I would suggest you encourage your technicians to set up an informal meeting every six months or so, for them to go over any outstanding proposals that have not been responded to. “I told the tech that I wanted to mull it over. I was nervous about bringing this up with the Board at this time, since we were working on a number of capital improvements including a new roof, repaving the parking lot and repairing the pool, and these were seriously depleting the reserve fund. I thought I would wait until the June Board meeting to mention it. By then, the approvals for the major expenditures would be behind us and we’d be thinking about getting things in order to prepare for winter.”
“Well, as I said, I had a lot of things on my mind and I forgot about the boiler altogether—until October, when the heating season was upon us. It was at that point I remembered the boiler, but it was too late. Fortunately, the start-up went fine and I thought I was in the clear. In January, however, the boiler
went down. As luck would have it, it was the coldest day of the year and the forecast was for at least a week, maybe two, of the same. To complicate matters, the parts that were needed were not readily available. It took the service company three days to find the parts and another two days to get them installed and the boiler back in service. We were without full heat for almost a week, and you can imagine the uproar from the unit owners. Some threatened to not pay their maintenance fees. Others wanted to change the building management company. It was absolutely crazy, and all because of my carelessness. When the dust settled, it came out that the service company had actually recommended changing out the boiler way back in the spring. For my company, that was the last straw. I was gone within a week.”

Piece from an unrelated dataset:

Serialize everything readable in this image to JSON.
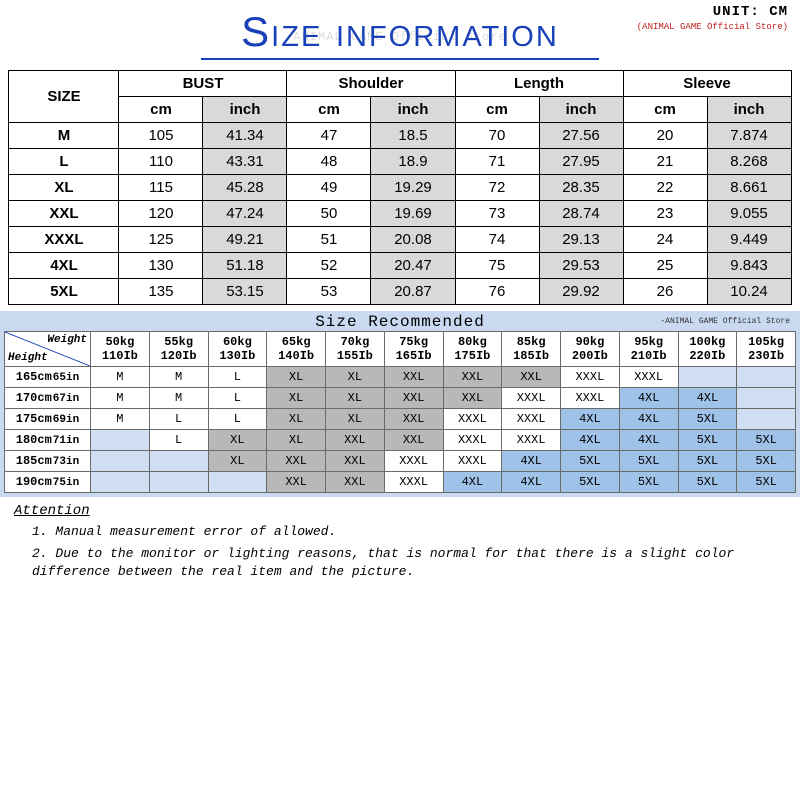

“At first I was bitter about the situation. It was an honest mistake, albeit a careless one, but not one that I thought I should’ve lost my job over. And, it could have been avoided. Had the technician reminded me that I had not made a decision on the boiler, or had he simply asked what my intentions were with regards to replacement, it would have saved my job. Was it his job to remind me? As I reflect on it now, I don’t think it was in the truest sense of the word. However, it would have provided a valuable service to me.”
“Anyway, the reason I am telling you this story is that I would suggest you encourage your technicians to set up an informal meeting every six months or so, for them to go over any outstanding proposals that have not been responded to. The customer can then tell them if they have decided against the idea or if they are waiting for budget approval. They might also thank the tech for reminding them that they have not attended to the issue. If it makes sense, your technician could also use this time to take the customer on a tour of the facility to showcase work and discuss new opportunities.”
Thinking about your business:
- Is your business development strategy clearly tied to your overall plan to provide each customer with an exceptional customer experience?
- Does everyone know what they are expected to do to delivery on the strategy?
- What hurdles stand in the way of fully engaging your field service team?
- Do you include steps like reviewing existing recommendations with customers to ensure important ideas are not lost?
- Have you sought feedback from your customers on your initiative?